Incar 10 Juta Mitra, Bukalapak Siapkan Tiga Strategi
PT Bukalapak.com Tbk melalui lini bisnis online to ofline (O2O) mereka PT Buka Mitra Indonesia menargetkan menggandeng 10 juta mitra, seperti warung dan agen pulsa, hingga akhir tahun ini. Bukalapak pun menyiapkan tiga strategi.
CEO Mitra Bukalapak Howard Gani mengatakan, strategi pertama perusahaan akan menyasar kota tingkat (tier) dua dan tiga, serta wilayah luar Pulau Jawa. "Kami ingin untuk terus menyasar mitra potensial di seluruh wilayah Indonesia," kata Howard dalam konferensi pers virtual pada Senin (13/9).
Di Indonesia baru ada 30% usaha mikro atau warung yang terdigitalisasi. "Kebanyakan 70% yang belum terdigitalisasi itu ada di kota tier dua dan tiga. Maka kami fokuskan di sana," kata Howard.
Kota tier dua atau rising urbanites seperti Makassar, Denpasar, dan Semarang. Sedangkan tier tiga atau slow adapters misalnya, Magelang, Prabumulih, dan Bangli.
Kedua, menambah sejumlah layanan baru. "Kami dorong produk dan layanan baru," kata Howard. Hingga saat ini, sudah ada 40 produk virtual yang ada di platform Mitra Bukalapak, termasuk produk Fast Moving Consumer Goods (FMCG), kirim uang, isi pulsa, hingga tagihan.
Ketiga, kolaborasi. "Kami terbuka untuk berkolaborasi dengan pihak swasta maupun pemerintah dalam mencapai tujuan kami," kata Howard.
Sejumlah pihak yang menjadi sasaran kolaborasi, antara lain perusahaan FMCG, logistik, hingga instansi pemerintahan. "Kami misalnya, sudah bekerja sama dengan Kementerian Pertanian untuk memperluas varian produk," katanya.
Bukalapak juga menggencarkan kolaborasi dengan ekosistem yang sudah terbentuk. Misalnya, dengan Grab. "Di aplikasi sudah terintegrasi," ujarnya. Perusahaan mengintegrasikan layanan top up saldo untuk driver Grab.
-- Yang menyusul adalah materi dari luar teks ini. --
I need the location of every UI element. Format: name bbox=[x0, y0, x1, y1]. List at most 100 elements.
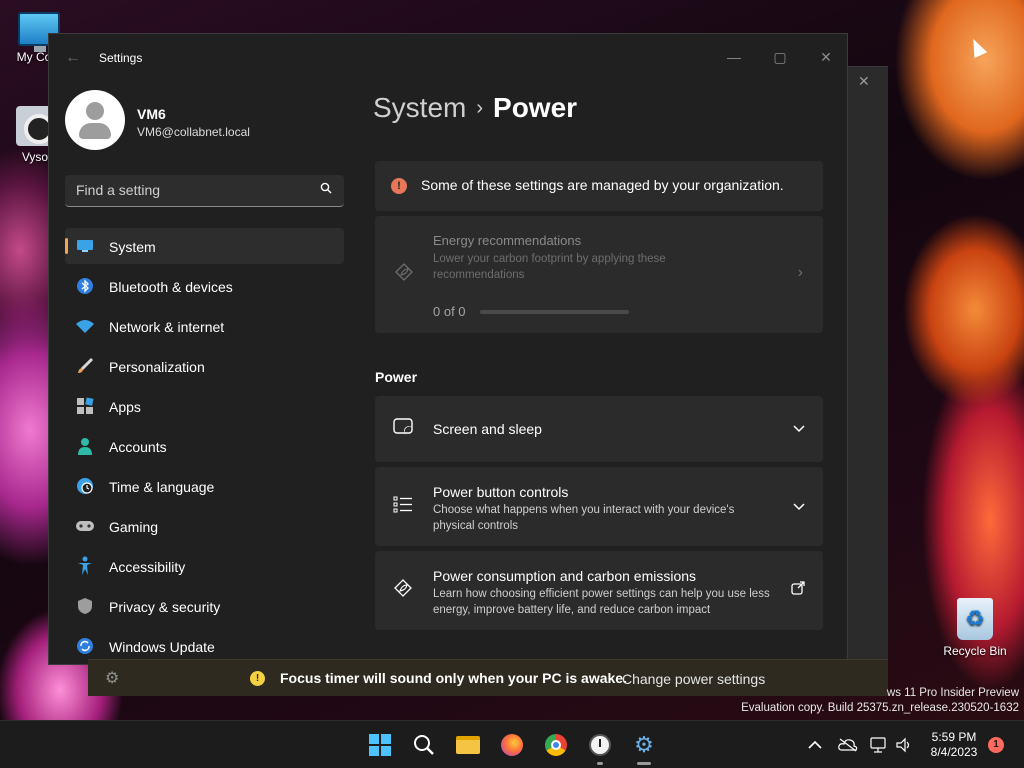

Hingga kini, Bukalapak telah menggaet 8,7 juta mitra. CEO Bukalapak.com Rachmat Kaimuddin mengatakan, setelah mencatatkan penawaran saham perdana ke publik atau IPO, perusahaan memang gencar menyasar warung dengan mengembangkan lini bisnis O2O tersebut. Sebab, potensinya besar. "Orang Indonesia masih senang berbelanja di warung," kata Rachmat.
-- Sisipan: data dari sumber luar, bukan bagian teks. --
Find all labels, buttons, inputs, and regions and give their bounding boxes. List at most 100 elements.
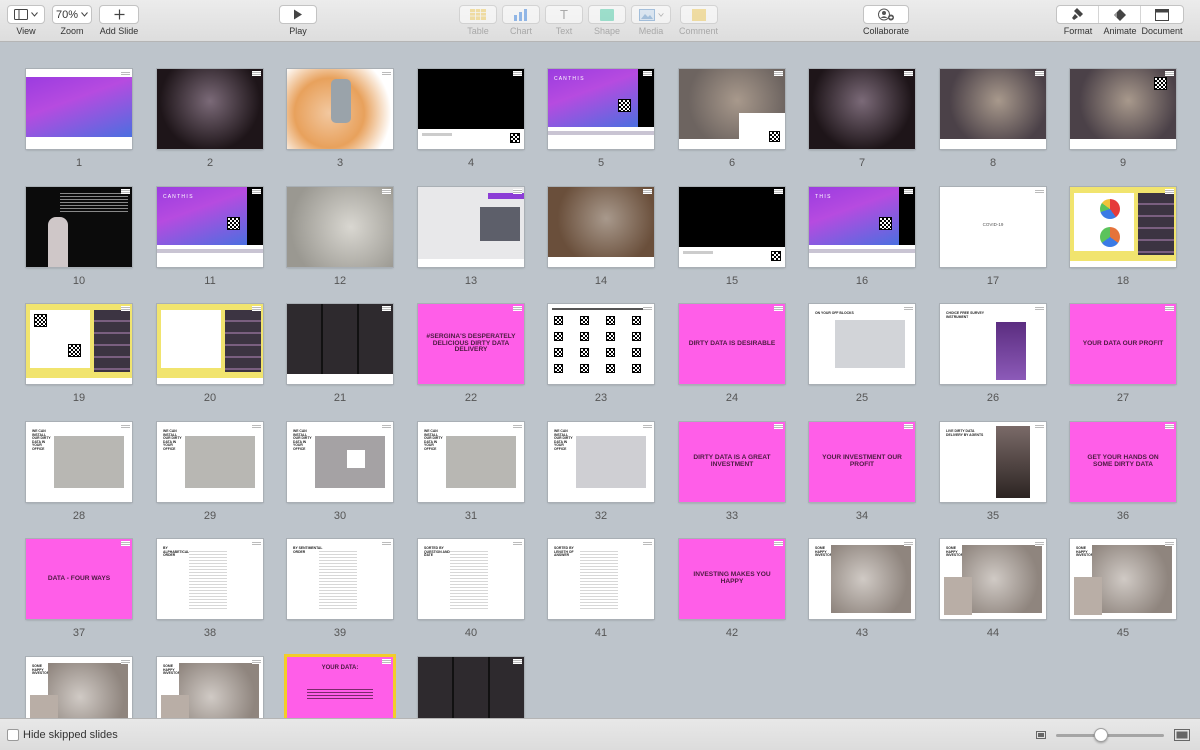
slide-thumbnail[interactable]: YOUR INVESTMENT OUR PROFIT 34	[809, 422, 915, 522]
collaborate-control[interactable]: Collaborate	[863, 5, 909, 36]
slide-preview[interactable]: DIRTY DATA IS DESIRABLE	[679, 304, 785, 384]
slide-thumbnail[interactable]: WE CAN INSTALL OUR DIRTY DATA IN YOUR OF…	[548, 422, 654, 522]
slide-preview[interactable]	[287, 69, 393, 149]
slide-preview[interactable]	[26, 304, 132, 384]
hide-skipped-checkbox[interactable]	[7, 728, 19, 741]
slide-preview[interactable]: COVID-19	[940, 187, 1046, 267]
slide-thumbnail[interactable]: YOUR DATA:48	[287, 657, 393, 718]
slide-thumbnail[interactable]: WE CAN INSTALL OUR DIRTY DATA IN YOUR OF…	[287, 422, 393, 522]
view-button[interactable]	[7, 5, 45, 24]
comment-control[interactable]: Comment	[679, 5, 718, 36]
slide-preview[interactable]: SORTED BY QUESTION AND DATE	[418, 539, 524, 619]
slide-preview[interactable]	[418, 657, 524, 718]
collaborate-button[interactable]	[863, 5, 910, 24]
slide-thumbnail[interactable]: WE CAN INSTALL OUR DIRTY DATA IN YOUR OF…	[418, 422, 524, 522]
slide-thumbnail[interactable]: WE CAN INSTALL OUR DIRTY DATA IN YOUR OF…	[157, 422, 263, 522]
slide-preview[interactable]: #SERGINA'S DESPERATELY DELICIOUS DIRTY D…	[418, 304, 524, 384]
slide-thumbnail[interactable]: 12	[287, 187, 393, 287]
slide-preview[interactable]	[548, 187, 654, 267]
slide-thumbnail[interactable]: SOME HAPPY INVESTORS 44	[940, 539, 1046, 639]
slide-thumbnail[interactable]: SOME HAPPY INVESTORS 45	[1070, 539, 1176, 639]
slide-preview[interactable]: SOME HAPPY INVESTORS	[1070, 539, 1176, 619]
slide-thumbnail[interactable]: 10	[26, 187, 132, 287]
zoom-select[interactable]: 70%	[52, 5, 92, 24]
slide-preview[interactable]	[809, 69, 915, 149]
slide-preview[interactable]: LIVE DIRTY DATA DELIVERY BY AGENTS	[940, 422, 1046, 502]
slide-preview[interactable]: SORTED BY LENGTH OF ANSWER	[548, 539, 654, 619]
thumbnail-size-slider[interactable]	[1056, 727, 1164, 742]
slide-preview[interactable]: WE CAN INSTALL OUR DIRTY DATA IN YOUR OF…	[418, 422, 524, 502]
slide-preview[interactable]: SOME HAPPY INVESTORS	[157, 657, 263, 718]
slide-thumbnail[interactable]: 3	[287, 69, 393, 169]
slide-thumbnail[interactable]: 18	[1070, 187, 1176, 287]
comment-button[interactable]	[679, 5, 718, 24]
text-button[interactable]: T	[545, 5, 583, 24]
slide-preview[interactable]: BY SENTIMENTAL ORDER	[287, 539, 393, 619]
slide-preview[interactable]: BY ALPHABETICAL ORDER	[157, 539, 263, 619]
view-control[interactable]: View	[7, 5, 45, 36]
slide-thumbnail[interactable]: DATA - FOUR WAYS 37	[26, 539, 132, 639]
slide-preview[interactable]	[418, 69, 524, 149]
slide-thumbnail[interactable]: 2	[157, 69, 263, 169]
slide-preview[interactable]: YOUR INVESTMENT OUR PROFIT	[809, 422, 915, 502]
slide-thumbnail[interactable]: 20	[157, 304, 263, 404]
slide-thumbnail[interactable]: 1	[26, 69, 132, 169]
slide-preview[interactable]: SOME HAPPY INVESTORS	[809, 539, 915, 619]
media-control[interactable]: Media	[631, 5, 671, 36]
slide-preview[interactable]: CHOICE FREE SURVEY INSTRUMENT	[940, 304, 1046, 384]
slide-thumbnail[interactable]: BY ALPHABETICAL ORDER 38	[157, 539, 263, 639]
chart-button[interactable]	[502, 5, 540, 24]
slide-preview[interactable]: WE CAN INSTALL OUR DIRTY DATA IN YOUR OF…	[548, 422, 654, 502]
add-slide-button[interactable]	[99, 5, 139, 24]
slide-thumbnail[interactable]: 4	[418, 69, 524, 169]
shape-button[interactable]	[588, 5, 626, 24]
slide-preview[interactable]	[157, 69, 263, 149]
slide-thumbnail[interactable]: DIRTY DATA IS DESIRABLE 24	[679, 304, 785, 404]
slide-preview[interactable]: SOME HAPPY INVESTORS	[940, 539, 1046, 619]
slide-preview[interactable]	[548, 304, 654, 384]
slide-preview[interactable]: WE CAN INSTALL OUR DIRTY DATA IN YOUR OF…	[287, 422, 393, 502]
slide-preview[interactable]: ON YOUR OFF BLOCKS	[809, 304, 915, 384]
table-button[interactable]	[459, 5, 497, 24]
slide-thumbnail[interactable]: C A N T H I S 5	[548, 69, 654, 169]
slide-thumbnail[interactable]: LIVE DIRTY DATA DELIVERY BY AGENTS 35	[940, 422, 1046, 522]
slide-preview[interactable]	[418, 187, 524, 267]
slide-preview[interactable]: WE CAN INSTALL OUR DIRTY DATA IN YOUR OF…	[157, 422, 263, 502]
slide-preview[interactable]	[26, 69, 132, 149]
slide-thumbnail[interactable]: 21	[287, 304, 393, 404]
slide-preview[interactable]	[1070, 187, 1176, 267]
slide-thumbnail[interactable]: SORTED BY QUESTION AND DATE 40	[418, 539, 524, 639]
slide-thumbnail[interactable]: INVESTING MAKES YOU HAPPY 42	[679, 539, 785, 639]
slide-thumbnail[interactable]: SOME HAPPY INVESTORS 43	[809, 539, 915, 639]
zoom-control[interactable]: 70% Zoom	[52, 5, 92, 36]
slide-preview[interactable]	[287, 187, 393, 267]
play-control[interactable]: Play	[279, 5, 317, 36]
slide-thumbnail[interactable]: BY SENTIMENTAL ORDER 39	[287, 539, 393, 639]
slide-thumbnail[interactable]: 49	[418, 657, 524, 718]
slide-thumbnail[interactable]: 6	[679, 69, 785, 169]
slide-preview[interactable]	[287, 304, 393, 384]
slide-thumbnail[interactable]: 13	[418, 187, 524, 287]
slide-thumbnail[interactable]: YOUR DATA OUR PROFIT 27	[1070, 304, 1176, 404]
slide-preview[interactable]	[157, 304, 263, 384]
play-button[interactable]	[279, 5, 317, 24]
text-control[interactable]: T Text	[545, 5, 583, 36]
slide-preview[interactable]	[26, 187, 132, 267]
slide-preview[interactable]	[679, 69, 785, 149]
slide-thumbnail[interactable]: 9	[1070, 69, 1176, 169]
slide-thumbnail[interactable]: SOME HAPPY INVESTORS46	[26, 657, 132, 718]
slider-knob[interactable]	[1094, 727, 1108, 742]
slide-thumbnail[interactable]: 19	[26, 304, 132, 404]
slide-preview[interactable]: T H I S	[809, 187, 915, 267]
slide-thumbnail[interactable]: 23	[548, 304, 654, 404]
slide-preview[interactable]: DATA - FOUR WAYS	[26, 539, 132, 619]
slide-thumbnail[interactable]: 14	[548, 187, 654, 287]
slide-thumbnail[interactable]: C A N T H I S 11	[157, 187, 263, 287]
table-control[interactable]: Table	[459, 5, 497, 36]
slide-preview[interactable]: SOME HAPPY INVESTORS	[26, 657, 132, 718]
slide-thumbnail[interactable]: #SERGINA'S DESPERATELY DELICIOUS DIRTY D…	[418, 304, 524, 404]
media-button[interactable]	[631, 5, 671, 24]
animate-button[interactable]	[1099, 6, 1141, 23]
slide-preview[interactable]: C A N T H I S	[157, 187, 263, 267]
slide-thumbnail[interactable]: WE CAN INSTALL OUR DIRTY DATA IN YOUR OF…	[26, 422, 132, 522]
Riset Euromonitor International 2018 menunjukkan, mayoritas masyarakat Indonesia, India, dan Filipina lebih suka berbelanja di warung atau toko kelontong.
Perusahaan sekuritas CLSA juga mencatat, biaya akuisisi konsumen alias customer acquisition costs (CACs) melalui mitra warung sekitar 10-20% yakni US$ 2 per pelanggan atau kurang dari Rp 30.000. Biayanya lebih murah dibandingkan cara umum.
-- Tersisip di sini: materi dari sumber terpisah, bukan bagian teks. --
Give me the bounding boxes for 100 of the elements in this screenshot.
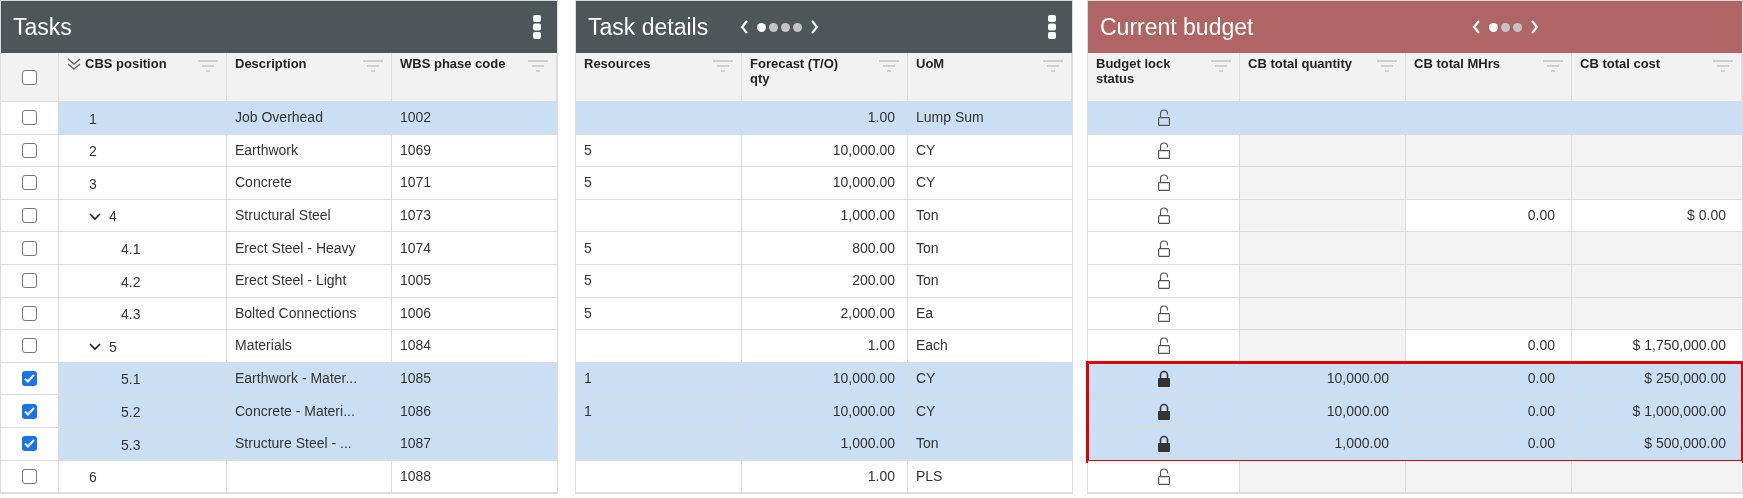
cbs-position: 6 (89, 468, 97, 488)
table-row[interactable]: 1.00 Each (576, 330, 1072, 363)
panel-title: Task details (588, 12, 710, 42)
table-cell-text: 5 (584, 140, 592, 160)
checkbox[interactable] (22, 403, 37, 419)
table-cell-text: 5 (584, 303, 592, 323)
checkbox[interactable] (22, 468, 37, 484)
table-cell-text: PLS (916, 466, 943, 486)
cbs-position: 5 (109, 337, 117, 357)
table-row[interactable]: 5.2 Concrete - Materi... 1086 (1, 395, 557, 428)
menu-icon[interactable] (533, 15, 541, 39)
table-cell-text: 1086 (400, 401, 432, 421)
table-cell-text: Lump Sum (916, 108, 984, 128)
table-cell-text: 5 (584, 238, 592, 258)
cbs-position: 1 (89, 109, 97, 129)
chevron-down-icon[interactable] (89, 212, 101, 221)
table-cell-text: 200.00 (852, 271, 895, 291)
checkbox[interactable] (22, 338, 37, 354)
table-row[interactable]: 1 10,000.00 CY (576, 395, 1072, 428)
table-row[interactable]: 5.3 Structure Steel - ... 1087 (1, 427, 557, 461)
table-cell-text: CY (916, 173, 936, 193)
table-cell-text: 0.00 (1527, 336, 1555, 356)
table-row[interactable]: 1,000.00 Ton (576, 427, 1072, 461)
table-cell-text: 5 (584, 173, 592, 193)
table-cell-text: 1088 (400, 466, 432, 486)
checkbox[interactable] (22, 69, 37, 85)
table-row[interactable]: 4.3 Bolted Connections 1006 (1, 297, 557, 331)
checkbox[interactable] (22, 142, 37, 158)
chevron-right-icon[interactable] (1530, 19, 1539, 35)
checkbox[interactable] (22, 175, 37, 191)
panel-title: Tasks (13, 12, 72, 42)
table-row[interactable]: 5 10,000.00 CY (576, 134, 1072, 168)
table-row[interactable]: 5 200.00 Ton (576, 264, 1072, 298)
table-cell-text: 1071 (400, 173, 432, 193)
table-cell-text: 1005 (400, 271, 432, 291)
cbs-position: 5.2 (121, 402, 141, 422)
table-cell-text: Ea (916, 303, 934, 323)
table-row[interactable]: 10,000.00 0.00 $ 1,000,000.00 (1088, 395, 1742, 428)
table-row[interactable]: 5 Materials 1084 (1, 330, 557, 363)
cbs-position: 5.3 (121, 435, 141, 455)
chevron-right-icon[interactable] (810, 19, 819, 35)
table-row[interactable]: 1.00 Lump Sum (576, 102, 1072, 135)
checkbox[interactable] (22, 208, 37, 224)
chevron-down-icon[interactable] (89, 343, 101, 352)
menu-icon[interactable] (1048, 15, 1056, 39)
checkbox[interactable] (22, 371, 37, 387)
sort-icon[interactable] (67, 58, 81, 70)
chevron-left-icon[interactable] (1472, 19, 1481, 35)
table-cell-text: Materials (235, 336, 292, 356)
table-cell-text: Earthwork (235, 140, 299, 160)
checkbox[interactable] (22, 305, 37, 321)
table-row[interactable]: 1 Job Overhead 1002 (1, 102, 557, 135)
table-row[interactable]: 4.1 Erect Steel - Heavy 1074 (1, 232, 557, 265)
chevron-left-icon[interactable] (740, 19, 749, 35)
column-header: CBS position (85, 56, 167, 71)
table-row[interactable]: 5 800.00 Ton (576, 232, 1072, 265)
table-row[interactable]: 4 Structural Steel 1073 (1, 199, 557, 233)
table-row[interactable]: 1.00 PLS (576, 460, 1072, 494)
table-cell-text: 1074 (400, 238, 432, 258)
checkbox[interactable] (22, 110, 37, 126)
table-cell-text: $ 500,000.00 (1644, 434, 1726, 454)
table-cell-text: Bolted Connections (235, 303, 357, 323)
table-row[interactable]: 3 Concrete 1071 (1, 167, 557, 200)
column-header: Resources (584, 56, 651, 71)
column-header: WBS phase code (400, 56, 506, 71)
table-cell-text: 10,000.00 (832, 369, 895, 389)
table-row[interactable]: 1,000.00 0.00 $ 500,000.00 (1088, 427, 1742, 461)
column-header: Description (235, 56, 307, 71)
cbs-position: 5.1 (121, 370, 141, 390)
table-row[interactable]: 2 Earthwork 1069 (1, 134, 557, 168)
table-cell-text: 1073 (400, 206, 432, 226)
table-row[interactable] (1088, 460, 1742, 494)
table-cell-text: Erect Steel - Heavy (235, 238, 356, 258)
table-cell-text: 0.00 (1527, 369, 1555, 389)
checkbox[interactable] (22, 273, 37, 289)
column-header: Budget lock status (1096, 56, 1172, 86)
table-cell-text: Earthwork - Mater... (235, 369, 358, 389)
table-row[interactable]: 1 10,000.00 CY (576, 362, 1072, 396)
table-cell-text: 1087 (400, 434, 432, 454)
table-row[interactable]: 5 10,000.00 CY (576, 167, 1072, 200)
cbs-position: 4.3 (121, 305, 141, 325)
table-cell-text: Erect Steel - Light (235, 271, 347, 291)
table-cell-text: 10,000.00 (1326, 401, 1389, 421)
table-cell-text: 1085 (400, 369, 432, 389)
table-row[interactable]: 0.00 $ 0.00 (1088, 199, 1742, 233)
checkbox[interactable] (22, 436, 37, 452)
table-cell-text: Structural Steel (235, 206, 331, 226)
table-cell-text: 1 (584, 401, 592, 421)
checkbox[interactable] (22, 240, 37, 256)
table-cell-text: 1006 (400, 303, 432, 323)
table-row[interactable]: 6 1088 (1, 460, 557, 494)
table-cell-text: 10,000.00 (1326, 369, 1389, 389)
table-cell-text: 1069 (400, 140, 432, 160)
table-row[interactable]: 1,000.00 Ton (576, 199, 1072, 233)
column-header: CB total cost (1580, 56, 1661, 71)
table-row[interactable]: 5 2,000.00 Ea (576, 297, 1072, 331)
table-row[interactable]: 4.2 Erect Steel - Light 1005 (1, 264, 557, 298)
table-row[interactable]: 10,000.00 0.00 $ 250,000.00 (1088, 362, 1742, 396)
table-row[interactable]: 5.1 Earthwork - Mater... 1085 (1, 362, 557, 396)
table-cell-text: Ton (916, 434, 939, 454)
Selain itu, layanan O2O seperti warung juga berkontribusi 10% terhadap total pengguna baru di e-commerce.
Lini bisnis O2O juga dianggap akan berkontribusi besar terhadap kinerja pendapatan Bukalapak. Total nilai proses bisnis (Total Processing Value/TPV) Mitra Bukalapak meningkat 48% pada kuartal kedua tahun ini.
Bukalapak juga mengklaim, lini bisnis O2O mereka bisa mendongkrak pendapatan dan transaksi mitranya lebih dari dua kali lipat setelah bergabung.